As noditas silenciaram. Estava claro que ninguém sabia o que estava atacando os Adâmicos. Deixei que elas se retirassem para seus aposentos, não havia nada mais a ser dito. Os casais reais dos Adâmicos não podiam deixar suas comunidades, e estavam obrigados a permanecer nelas e defendê-las. Isso nos tornava vulneráveis, já que não podíamos reunir vários de nós para ajudar os outros Jardins. É verdades que os aldeões adâmicos não estavam inteiramente indefesos, já que gozavam de uma saúde realmente sobre-humana. Mas mesmo este poderio incrível não foi capaz de protegê-los dos inimigos. O Jardim da Fidelidade, na Sicília, o Jardim do Fruto Bendito, na Espanha, e os Jardins da Glória de Adonai e da Nuvem dos Santos Anjos, no mesmo Marrocos, tinham sido invadidos por algum inimigo sobrenatural de absurdo poder. Corpos esmagados ou mutilados, casas demolidas, plantações incineradas ou congeladas, o que quer fosse o invasor, demonstrava um arsenal incrivelmente letal, mas não deixava nenhum vestígio. Os poucos sobreviventes não eram capazes de dar uma descrição exata do que acontecera.

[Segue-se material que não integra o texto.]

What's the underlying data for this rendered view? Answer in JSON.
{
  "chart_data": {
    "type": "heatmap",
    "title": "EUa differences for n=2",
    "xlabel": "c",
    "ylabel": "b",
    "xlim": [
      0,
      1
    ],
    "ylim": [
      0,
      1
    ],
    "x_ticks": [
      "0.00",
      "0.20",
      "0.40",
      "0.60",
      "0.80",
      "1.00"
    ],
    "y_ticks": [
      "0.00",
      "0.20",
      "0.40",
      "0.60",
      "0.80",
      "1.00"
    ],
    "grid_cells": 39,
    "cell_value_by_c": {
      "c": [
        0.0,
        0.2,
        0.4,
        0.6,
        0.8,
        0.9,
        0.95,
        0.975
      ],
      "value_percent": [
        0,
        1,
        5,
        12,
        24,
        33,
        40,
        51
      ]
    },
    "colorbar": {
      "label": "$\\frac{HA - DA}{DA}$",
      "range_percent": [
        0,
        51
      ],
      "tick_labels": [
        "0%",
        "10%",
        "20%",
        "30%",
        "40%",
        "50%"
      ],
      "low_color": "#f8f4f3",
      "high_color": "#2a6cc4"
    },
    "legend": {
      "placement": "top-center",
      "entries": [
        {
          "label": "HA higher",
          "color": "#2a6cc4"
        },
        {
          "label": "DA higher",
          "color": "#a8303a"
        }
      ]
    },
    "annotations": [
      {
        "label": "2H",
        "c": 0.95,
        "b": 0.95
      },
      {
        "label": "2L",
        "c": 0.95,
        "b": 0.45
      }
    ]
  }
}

Eu podia sentir por trás daquelas atrocidades a presença infernal da Serpente e seus consortes corruptos. Ursula com certeza pensava o mesmo que eu.

Este é o Jardim a que devemos proteger. É nossa missão. É nossa Vida.

O Demônio está próximo, nos espreitando com seu olhar oblíquo, contaminando o ar com seu hálito podre.

Ursula lança um olhar triste para mim. Eu a beijo com toda minha paixão imorredoura. A aflição dela é a minha. Nós, que somos os protetores do Paraíso, estamos nos sentindo desprotegidos.

Não sabemos o que fazer.

Que Haniel, Mikhael e Gabriel nos protejam.